ある兵卒の出世

平定
以卒從高祖起留、以家車吏入漢、以梟騎都尉撃項籍、得樓煩將功、用齊丞相侯。一云項涓
(『史記』巻十九、恵景間侯者年表、平定侯斉受)

前漢初期、呂后の時代に列侯となった斉受という人物は、経歴を見る限りでは兵卒から出世して都尉となり、斉王の宰相になって列侯の爵位まで賜ったという。

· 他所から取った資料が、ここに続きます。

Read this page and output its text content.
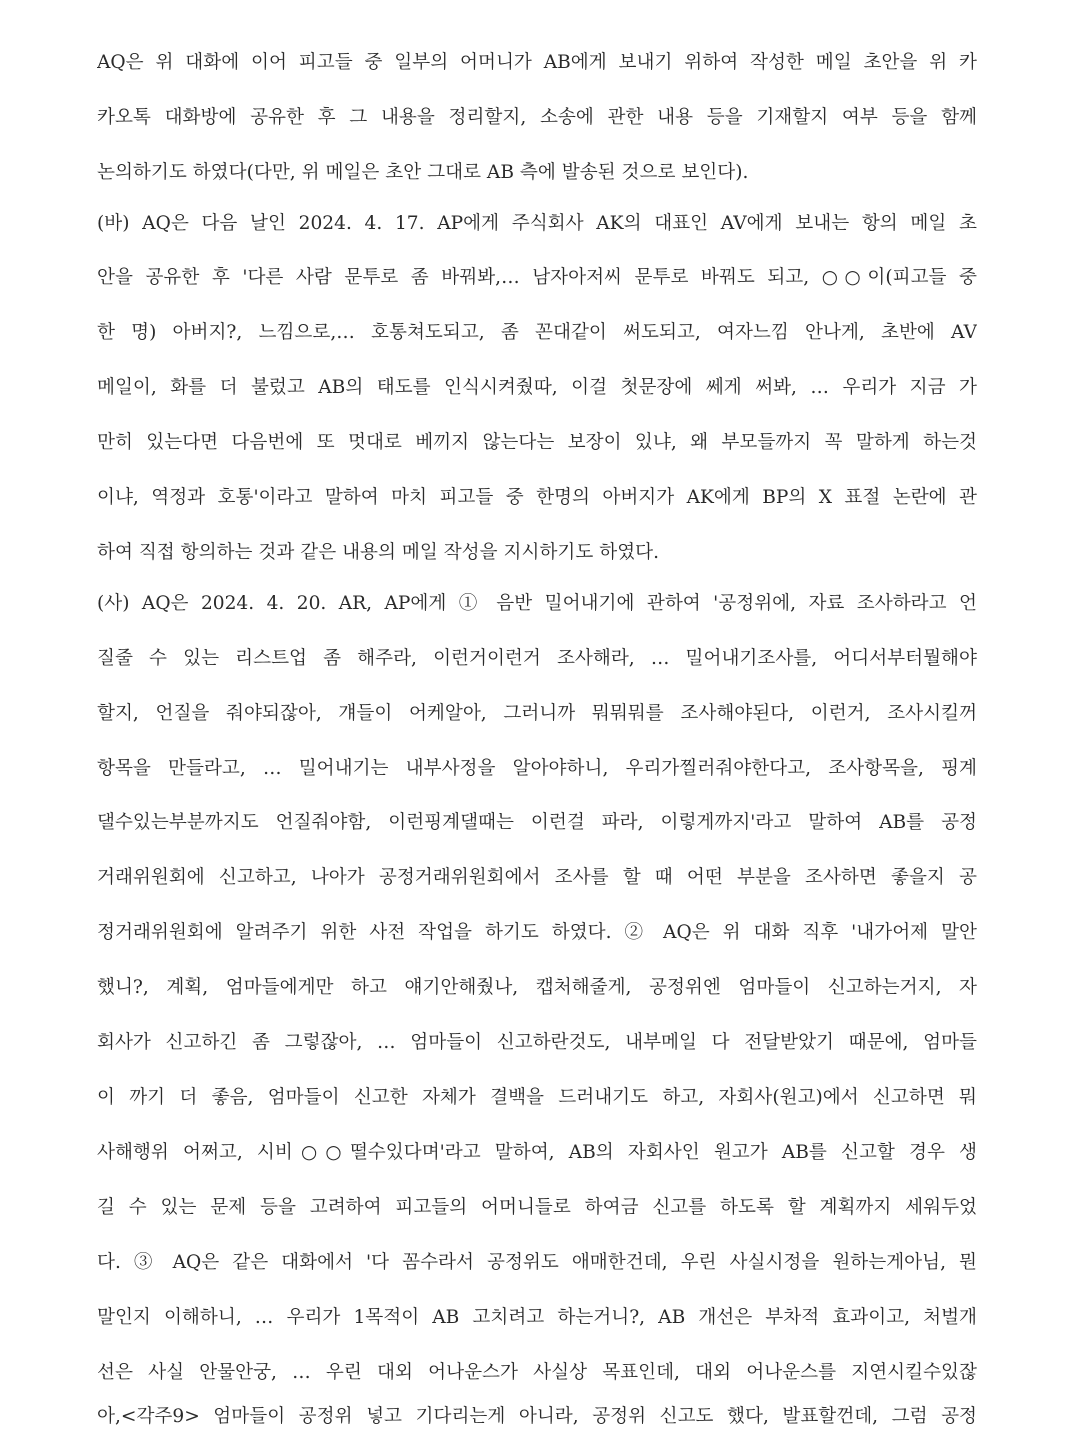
AQ은 위 대화에 이어 피고들 중 일부의 어머니가 AB에게 보내기 위하여 작성한 메일 초안을 위 카
카오톡 대화방에 공유한 후 그 내용을 정리할지, 소송에 관한 내용 등을 기재할지 여부 등을 함께
논의하기도 하였다(다만, 위 메일은 초안 그대로 AB 측에 발송된 것으로 보인다).
(바) AQ은 다음 날인 2024. 4. 17. AP에게 주식회사 AK의 대표인 AV에게 보내는 항의 메일 초
안을 공유한 후 '다른 사람 문투로 좀 바꿔봐,… 남자아저씨 문투로 바꿔도 되고, ○○이(피고들 중
한 명) 아버지?, 느낌으로,… 호통쳐도되고, 좀 꼰대같이 써도되고, 여자느낌 안나게, 초반에 AV
메일이, 화를 더 불렀고 AB의 태도를 인식시켜줬따, 이걸 첫문장에 쎄게 써봐, … 우리가 지금 가
만히 있는다면 다음번에 또 멋대로 베끼지 않는다는 보장이 있냐, 왜 부모들까지 꼭 말하게 하는것
이냐, 역정과 호통'이라고 말하여 마치 피고들 중 한명의 아버지가 AK에게 BP의 X 표절 논란에 관
하여 직접 항의하는 것과 같은 내용의 메일 작성을 지시하기도 하였다.
(사) AQ은 2024. 4. 20. AR, AP에게 ① 음반 밀어내기에 관하여 '공정위에, 자료 조사하라고 언
질줄 수 있는 리스트업 좀 해주라, 이런거이런거 조사해라, … 밀어내기조사를, 어디서부터뭘해야
할지, 언질을 줘야되잖아, 걔들이 어케알아, 그러니까 뭐뭐뭐를 조사해야된다, 이런거, 조사시킬꺼
항목을 만들라고, … 밀어내기는 내부사정을 알아야하니, 우리가찔러줘야한다고, 조사항목을, 핑계
댈수있는부분까지도 언질줘야함, 이런핑계댈때는 이런걸 파라, 이렇게까지'라고 말하여 AB를 공정
거래위원회에 신고하고, 나아가 공정거래위원회에서 조사를 할 때 어떤 부분을 조사하면 좋을지 공
정거래위원회에 알려주기 위한 사전 작업을 하기도 하였다. ② AQ은 위 대화 직후 '내가어제 말안
했니?, 계획, 엄마들에게만 하고 얘기안해줬나, 캡처해줄게, 공정위엔 엄마들이 신고하는거지, 자
회사가 신고하긴 좀 그렇잖아, … 엄마들이 신고하란것도, 내부메일 다 전달받았기 때문에, 엄마들
이 까기 더 좋음, 엄마들이 신고한 자체가 결백을 드러내기도 하고, 자회사(원고)에서 신고하면 뭐
사해행위 어쩌고, 시비○○떨수있다며'라고 말하여, AB의 자회사인 원고가 AB를 신고할 경우 생
길 수 있는 문제 등을 고려하여 피고들의 어머니들로 하여금 신고를 하도록 할 계획까지 세워두었
다. ③ AQ은 같은 대화에서 '다 꼼수라서 공정위도 애매한건데, 우린 사실시정을 원하는게아님, 뭔
말인지 이해하니, … 우리가 1목적이 AB 고치려고 하는거니?, AB 개선은 부차적 효과이고, 처벌개
선은 사실 안물안궁, … 우린 대외 어나운스가 사실상 목표인데, 대외 어나운스를 지연시킬수있잖
아,<각주9> 엄마들이 공정위 넣고 기다리는게 아니라, 공정위 신고도 했다, 발표할껀데, 그럼 공정
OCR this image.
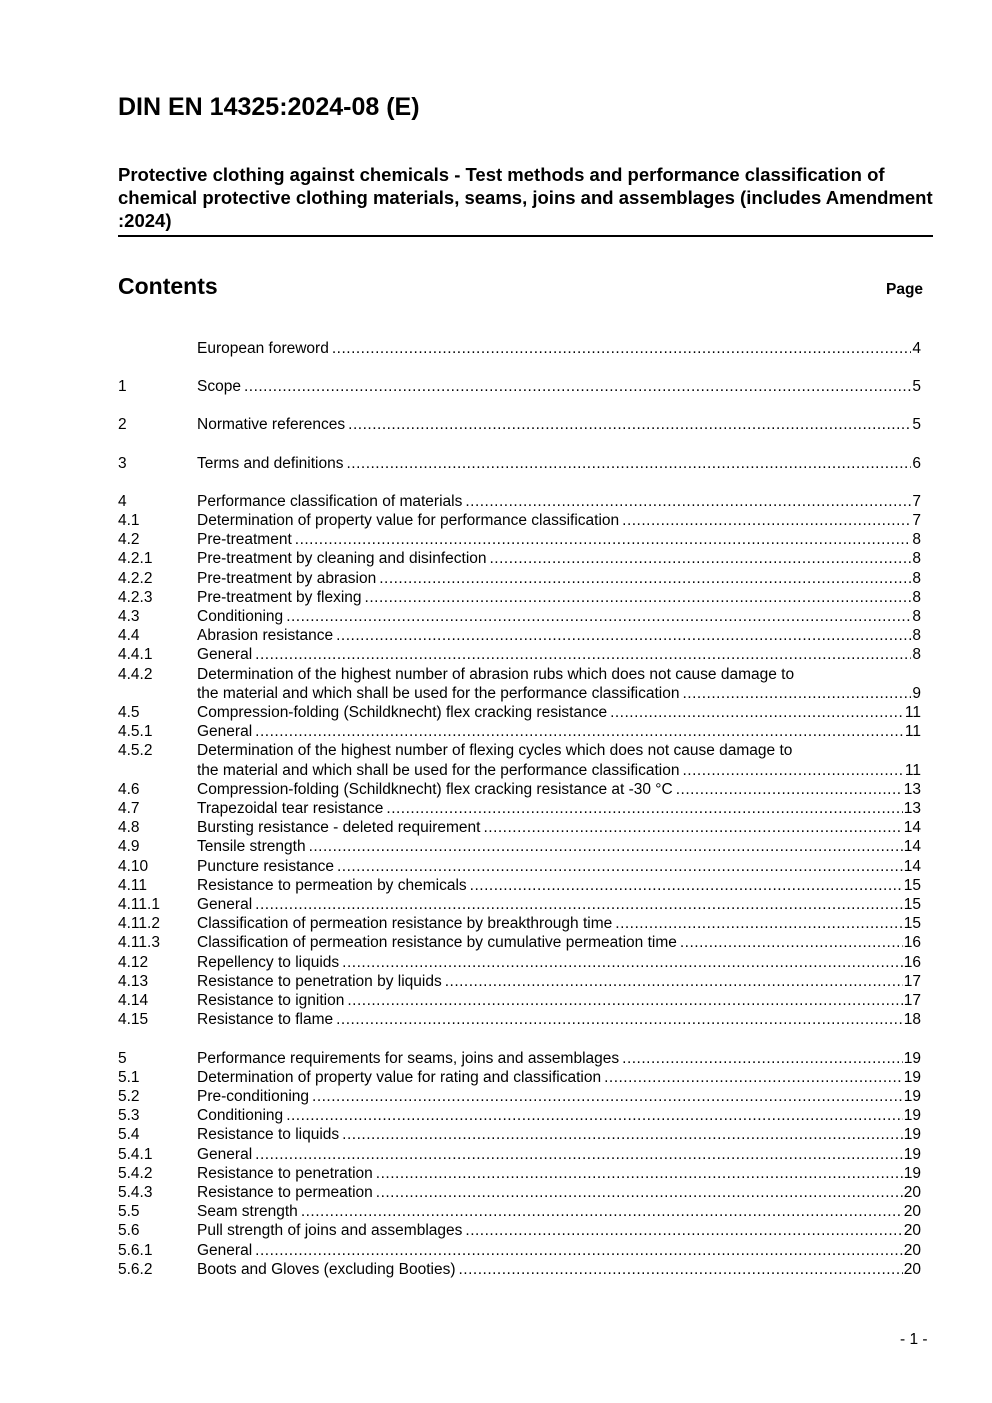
DIN EN 14325:2024-08 (E)
Protective clothing against chemicals - Test methods and performance classification of chemical protective clothing materials, seams, joins and assemblages (includes Amendment :2024)
Contents	Page
European foreword .....	4
1	Scope .....	5
2	Normative references .....	5
3	Terms and definitions .....	6
4	Performance classification of materials .....	7
4.1	Determination of property value for performance classification .....	7
4.2	Pre-treatment .....	8
4.2.1	Pre-treatment by cleaning and disinfection .....	8
4.2.2	Pre-treatment by abrasion .....	8
4.2.3	Pre-treatment by flexing .....	8
4.3	Conditioning .....	8
4.4	Abrasion resistance .....	8
4.4.1	General .....	8
4.4.2	Determination of the highest number of abrasion rubs which does not cause damage to
the material and which shall be used for the performance classification .....	9
4.5	Compression-folding (Schildknecht) flex cracking resistance .....	11
4.5.1	General .....	11
4.5.2	Determination of the highest number of flexing cycles which does not cause damage to
the material and which shall be used for the performance classification .....	11
4.6	Compression-folding (Schildknecht) flex cracking resistance at -30 °C .....	13
4.7	Trapezoidal tear resistance .....	13
4.8	Bursting resistance - deleted requirement .....	14
4.9	Tensile strength .....	14
4.10	Puncture resistance .....	14
4.11	Resistance to permeation by chemicals .....	15
4.11.1	General .....	15
4.11.2	Classification of permeation resistance by breakthrough time .....	15
4.11.3	Classification of permeation resistance by cumulative permeation time .....	16
4.12	Repellency to liquids .....	16
4.13	Resistance to penetration by liquids .....	17
4.14	Resistance to ignition .....	17
4.15	Resistance to flame .....	18
5	Performance requirements for seams, joins and assemblages .....	19
5.1	Determination of property value for rating and classification .....	19
5.2	Pre-conditioning .....	19
5.3	Conditioning .....	19
5.4	Resistance to liquids .....	19
5.4.1	General .....	19
5.4.2	Resistance to penetration .....	19
5.4.3	Resistance to permeation .....	20
5.5	Seam strength .....	20
5.6	Pull strength of joins and assemblages .....	20
5.6.1	General .....	20
5.6.2	Boots and Gloves (excluding Booties) .....	20
- 1 -
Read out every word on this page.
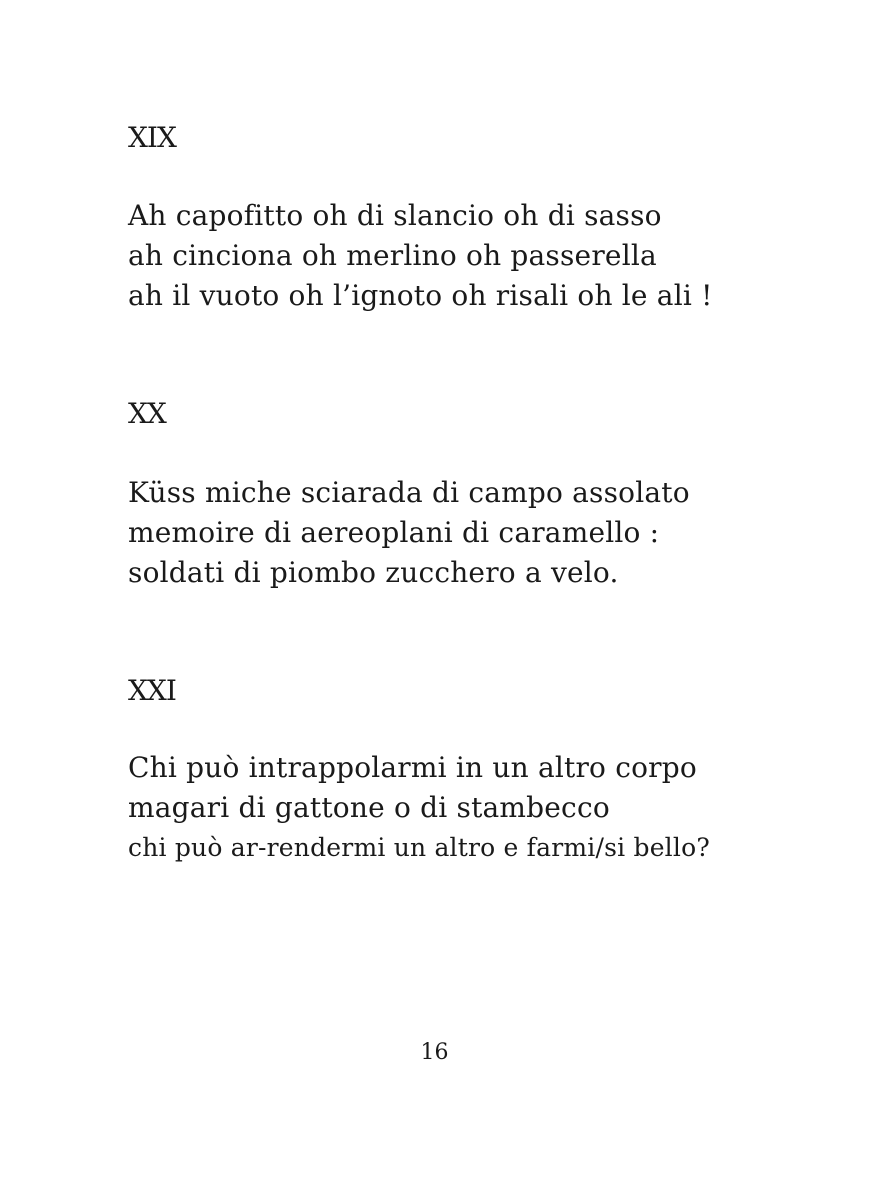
XIX
Ah capofitto oh di slancio oh di sasso
ah cinciona oh merlino oh passerella
ah il vuoto oh l’ignoto oh risali oh le ali !
XX
Küss miche sciarada di campo assolato
memoire di aereoplani di caramello :
soldati di piombo zucchero a velo.
XXI
Chi può intrappolarmi in un altro corpo
magari di gattone o di stambecco
chi può ar-rendermi un altro e farmi/si bello?
16
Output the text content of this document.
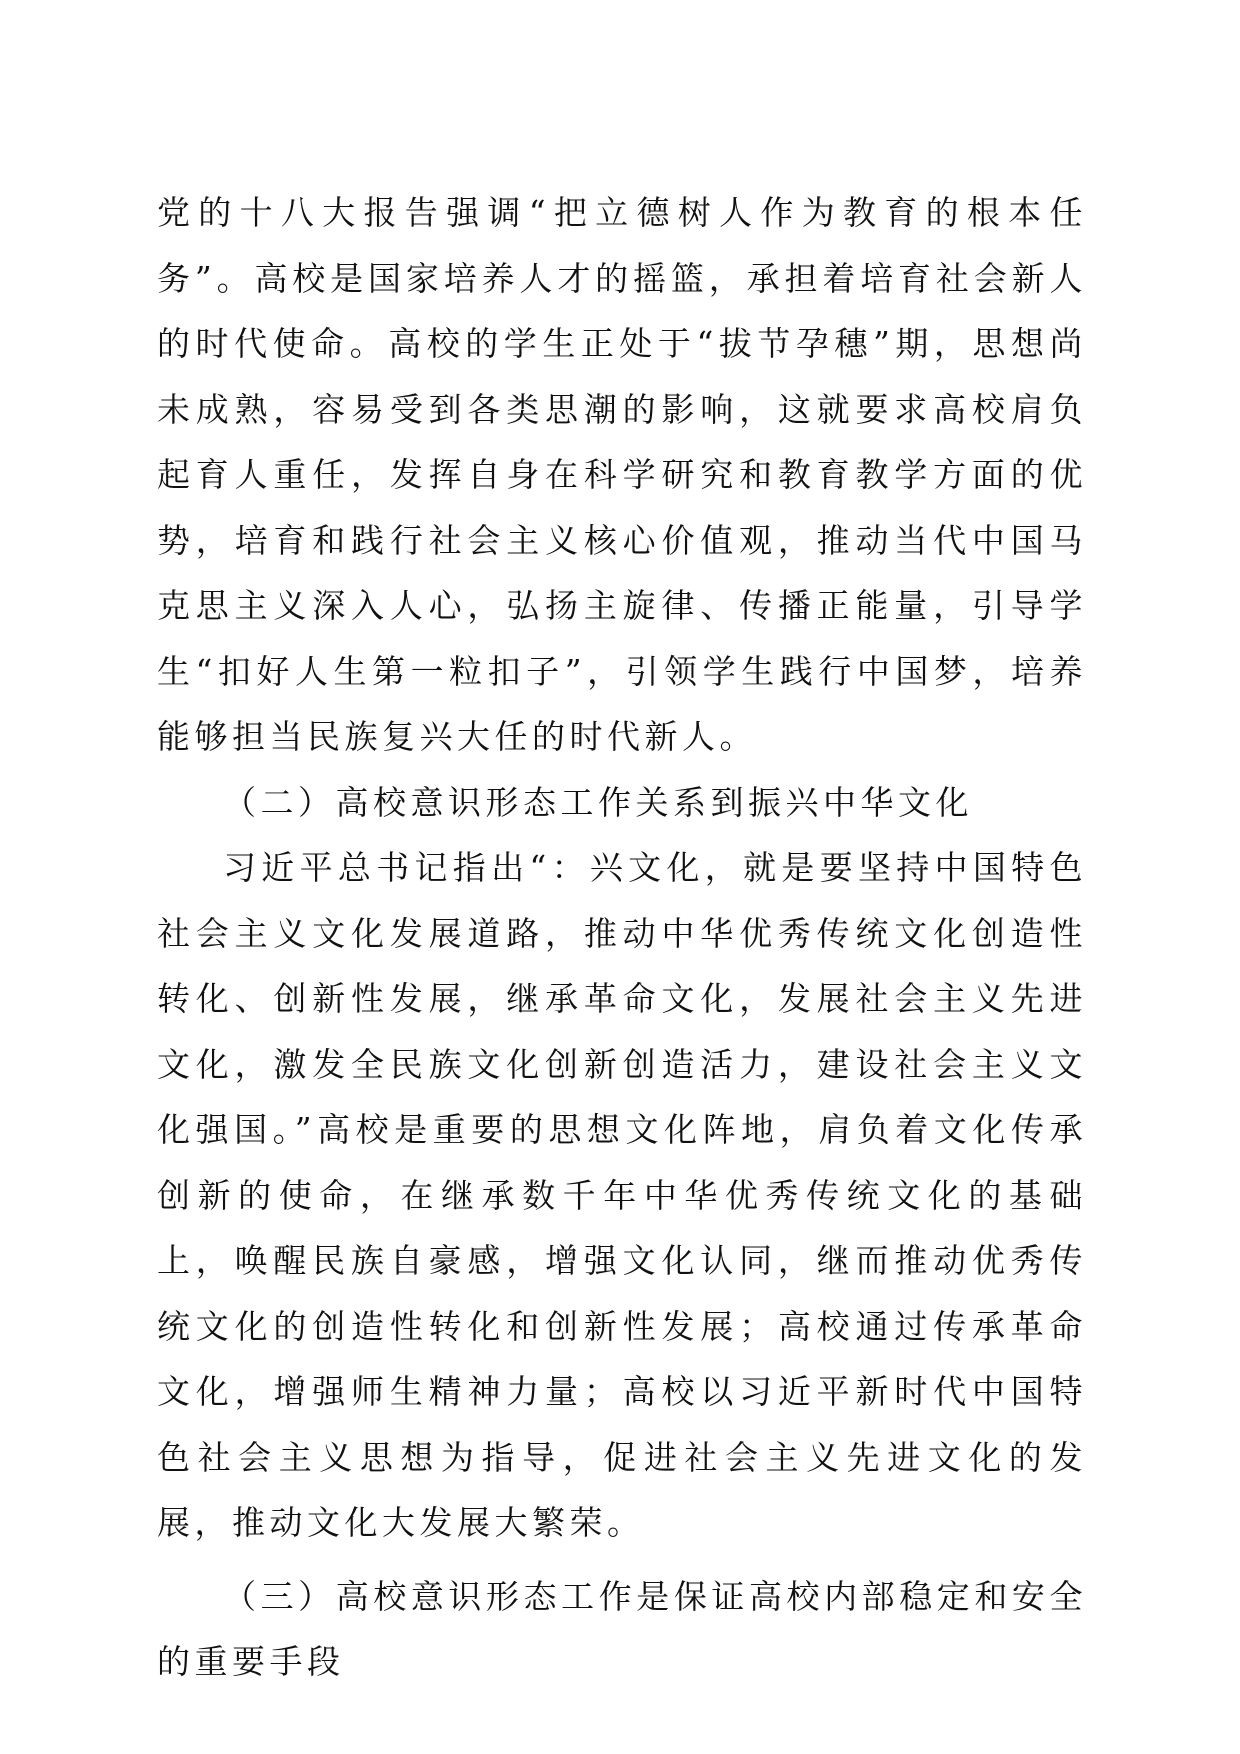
党的十八大报告强调“把立德树人作为教育的根本任务”。高校是国家培养人才的摇篮，承担着培育社会新人的时代使命。高校的学生正处于“拔节孕穗”期，思想尚未成熟，容易受到各类思潮的影响，这就要求高校肩负起育人重任，发挥自身在科学研究和教育教学方面的优势，培育和践行社会主义核心价值观，推动当代中国马克思主义深入人心，弘扬主旋律、传播正能量，引导学生“扣好人生第一粒扣子”，引领学生践行中国梦，培养能够担当民族复兴大任的时代新人。

（二）高校意识形态工作关系到振兴中华文化

习近平总书记指出“：兴文化，就是要坚持中国特色社会主义文化发展道路，推动中华优秀传统文化创造性转化、创新性发展，继承革命文化，发展社会主义先进文化，激发全民族文化创新创造活力，建设社会主义文化强国。”高校是重要的思想文化阵地，肩负着文化传承创新的使命，在继承数千年中华优秀传统文化的基础上，唤醒民族自豪感，增强文化认同，继而推动优秀传统文化的创造性转化和创新性发展；高校通过传承革命文化，增强师生精神力量；高校以习近平新时代中国特色社会主义思想为指导，促进社会主义先进文化的发展，推动文化大发展大繁荣。

（三）高校意识形态工作是保证高校内部稳定和安全的重要手段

その最後に「一云項涓」という一文があるのだが、これはなんだろうか?*1



「ある者はこの人物は「項涓」であると言っている」ということだろうか?




これが人名なのだとすると、項羽の親族ということなのだろうか?




項羽の親族が兵卒から功績を重ねて地道に出世したという話なのだとしたら、とても面白い*2

*1:漢書』の同様の箇所では削られている。

*2:漢の高祖劉邦は項伯ら項羽の親族に「劉氏」を賜ったという。この斉受は兵卒上がりで項羽からの降伏者でもないために劉氏を与えられず、代わりに自分が丞相をしていた「斉」を氏として名乗るようになった、なんてストーリーがあったりしたかもしれない。ただの想像だが。